CVE-2025-68138 is a resource exhaustion vulnerability classified under CWE-770, affecting the EVerest libocpp library, which implements the Open Charge Point Protocol (OCPP) in C++. The vulnerability arises because pointers returned by strdup calls during connection attempts are not freed, resulting in a memory leak. Each new connection attempt allocates memory that is never released, causing gradual memory exhaustion. This can lead to denial of service (DoS) conditions where the EV charging software becomes unresponsive or crashes due to depleted memory resources. The flaw affects all libocpp versions prior to 0.30.1, which has addressed the issue by properly freeing allocated memory. The vulnerability requires only network access (AV:A) and no privileges or user interaction, making it remotely exploitable by an unauthenticated attacker capable of initiating connection attempts. The impact is limited to availability, with no direct compromise of confidentiality or integrity. No known exploits have been reported in the wild as of the publication date. The vulnerability is particularly relevant to EV charging infrastructure operators using EVerest everest-core software with vulnerable libocpp versions. Given the increasing deployment of EV charging stations across Europe, this vulnerability could disrupt charging services if exploited or triggered inadvertently by high connection volumes. The CVSS v3.1 base score is 4.7 (medium severity), reflecting the moderate impact and ease of exploitation without authentication.

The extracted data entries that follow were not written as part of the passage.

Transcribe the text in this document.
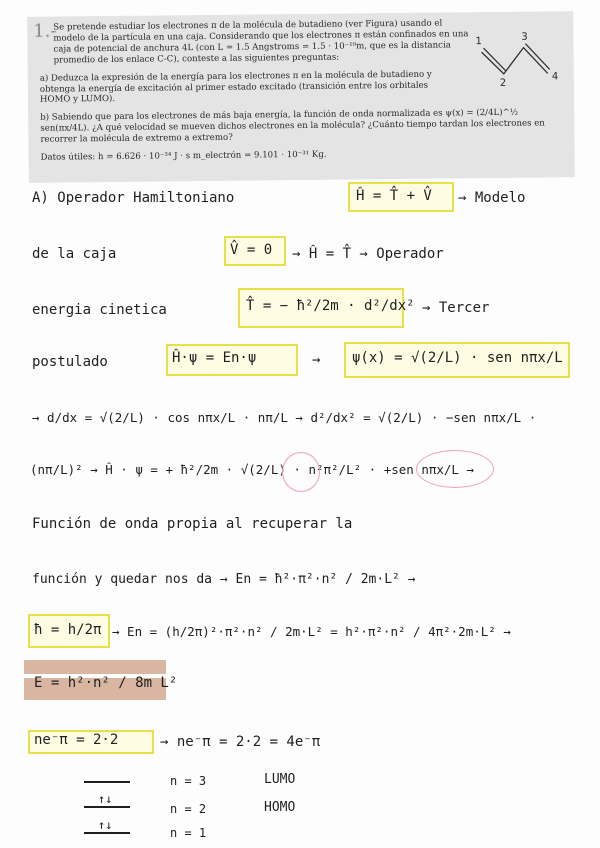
1.-

Se pretende estudiar los electrones π de la molécula de butadieno (ver Figura) usando el modelo de la partícula en una caja. Considerando que los electrones π están confinados en una caja de potencial de anchura 4L (con L = 1.5 Angstroms = 1.5 · 10⁻¹⁰m, que es la distancia promedio de los enlace C-C), conteste a las siguientes preguntas:

a) Deduzca la expresión de la energía para los electrones π en la molécula de butadieno y obtenga la energía de excitación al primer estado excitado (transición entre los orbitales HOMO y LUMO).

b) Sabiendo que para los electrones de más baja energía, la función de onda normalizada es ψ(x) = (2/4L)^½ sen(πx/4L). ¿A qué velocidad se mueven dichos electrones en la molécula? ¿Cuánto tiempo tardan los electrones en recorrer la molécula de extremo a extremo?

Datos útiles: h = 6.626 · 10⁻³⁴ J · s m_electrón = 9.101 · 10⁻³¹ Kg.

1	3
2
4
A) Operador Hamiltoniano	Ĥ = T̂ + V̂ → Modelo
de la caja	V̂ = 0 → Ĥ = T̂ → Operador
energia cinetica	T̂ = − ħ²/2m · d²/dx² → Tercer
postulado	Ĥ·ψ = En·ψ	→ ψ(x) = √(2/L) · sen nπx/L
→ d/dx = √(2/L) · cos nπx/L · nπ/L → d²/dx² = √(2/L) · −sen nπx/L ·
(nπ/L)² → Ĥ · ψ = + ħ²/2m · √(2/L) · n²π²/L² · +sen nπx/L →
Función de onda propia al recuperar la
función y quedar nos da → En = ħ²·π²·n² / 2m·L² →
ħ = h/2π → En = (h/2π)²·π²·n² / 2m·L² = h²·π²·n² / 4π²·2m·L² →
E = h²·n² / 8m L²
ne⁻π = 2·2	→ ne⁻π = 2·2 = 4e⁻π
n = 3	LUMO
↑↓
n = 2	HOMO
↑↓
n = 1
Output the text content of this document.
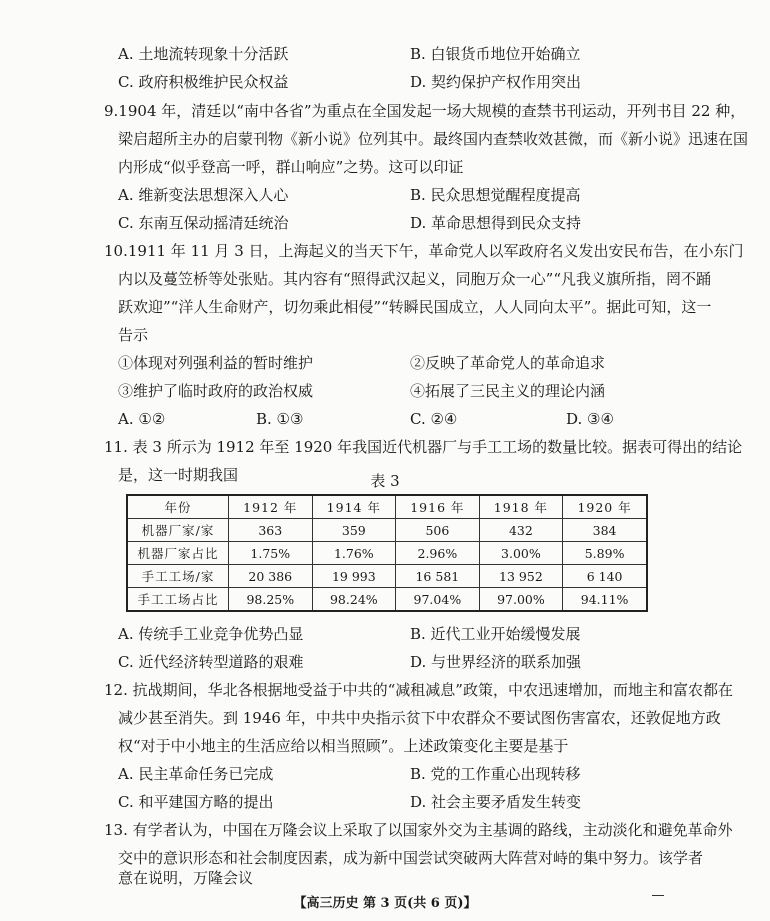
A. 土地流转现象十分活跃	B. 白银货币地位开始确立
C. 政府积极维护民众权益	D. 契约保护产权作用突出
9.1904 年，清廷以“南中各省”为重点在全国发起一场大规模的查禁书刊运动，开列书目 22 种，
梁启超所主办的启蒙刊物《新小说》位列其中。最终国内查禁收效甚微，而《新小说》迅速在国
内形成“似乎登高一呼，群山响应”之势。这可以印证
A. 维新变法思想深入人心	B. 民众思想觉醒程度提高
C. 东南互保动摇清廷统治	D. 革命思想得到民众支持
10.1911 年 11 月 3 日，上海起义的当天下午，革命党人以军政府名义发出安民布告，在小东门
内以及蔓笠桥等处张贴。其内容有“照得武汉起义，同胞万众一心”“凡我义旗所指，罔不踊
跃欢迎”“洋人生命财产，切勿乘此相侵”“转瞬民国成立，人人同向太平”。据此可知，这一
告示
①体现对列强利益的暂时维护	②反映了革命党人的革命追求
③维护了临时政府的政治权威	④拓展了三民主义的理论内涵
A. ①②	B. ①③	C. ②④	D. ③④
11. 表 3 所示为 1912 年至 1920 年我国近代机器厂与手工工场的数量比较。据表可得出的结论
是，这一时期我国	表 3
年份	1912 年	1914 年	1916 年	1918 年	1920 年
机器厂家/家	363	359	506	432	384
机器厂家占比	1.75%	1.76%	2.96%	3.00%	5.89%
手工工场/家	20 386	19 993	16 581	13 952	6 140
手工工场占比	98.25%	98.24%	97.04%	97.00%	94.11%
A. 传统手工业竞争优势凸显	B. 近代工业开始缓慢发展
C. 近代经济转型道路的艰难	D. 与世界经济的联系加强
12. 抗战期间，华北各根据地受益于中共的“减租减息”政策，中农迅速增加，而地主和富农都在
减少甚至消失。到 1946 年，中共中央指示贫下中农群众不要试图伤害富农，还敦促地方政
权“对于中小地主的生活应给以相当照顾”。上述政策变化主要是基于
A. 民主革命任务已完成	B. 党的工作重心出现转移
C. 和平建国方略的提出	D. 社会主要矛盾发生转变
13. 有学者认为，中国在万隆会议上采取了以国家外交为主基调的路线，主动淡化和避免革命外
交中的意识形态和社会制度因素，成为新中国尝试突破两大阵营对峙的集中努力。该学者
意在说明，万隆会议
【高三历史 第 3 页(共 6 页)】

The vulnerability highlights the importance of resource management in embedded and network-facing components of critical infrastructure software stacks.

For European organizations, especially those operating EV charging infrastructure, this vulnerability poses a risk of denial of service through memory exhaustion. Disruption of charging services can affect EV users, leading to operational downtime and customer dissatisfaction. Critical infrastructure operators and service providers may face reputational damage and potential regulatory scrutiny if charging availability is compromised. The impact is primarily on availability, with no direct data breach or integrity loss. However, prolonged outages could cascade into broader operational challenges, especially in countries with high EV adoption where charging stations are integral to transportation networks. The vulnerability could also increase maintenance costs due to the need for emergency patches or hardware resets. Given the growing reliance on EV infrastructure in Europe, ensuring stable and secure operation is vital to support environmental and transportation policies.

The primary mitigation is to upgrade all affected EVerest libocpp components to version 0.30.1 or later, where the memory leak has been fixed. Organizations should audit their EV charging software deployments to identify vulnerable versions and apply patches promptly. Implementing monitoring and alerting on memory usage of charging station software can help detect abnormal resource consumption early. Network-level controls can limit the rate of connection attempts to reduce the risk of triggering memory exhaustion. Additionally, operators should conduct regular software integrity checks and vulnerability assessments on their EV infrastructure. In environments where immediate patching is not feasible, restarting affected services periodically can temporarily mitigate memory exhaustion. Coordination with EVerest software vendors for timely updates and security advisories is recommended. Finally, incorporating resource usage testing during software updates can prevent similar issues in future releases.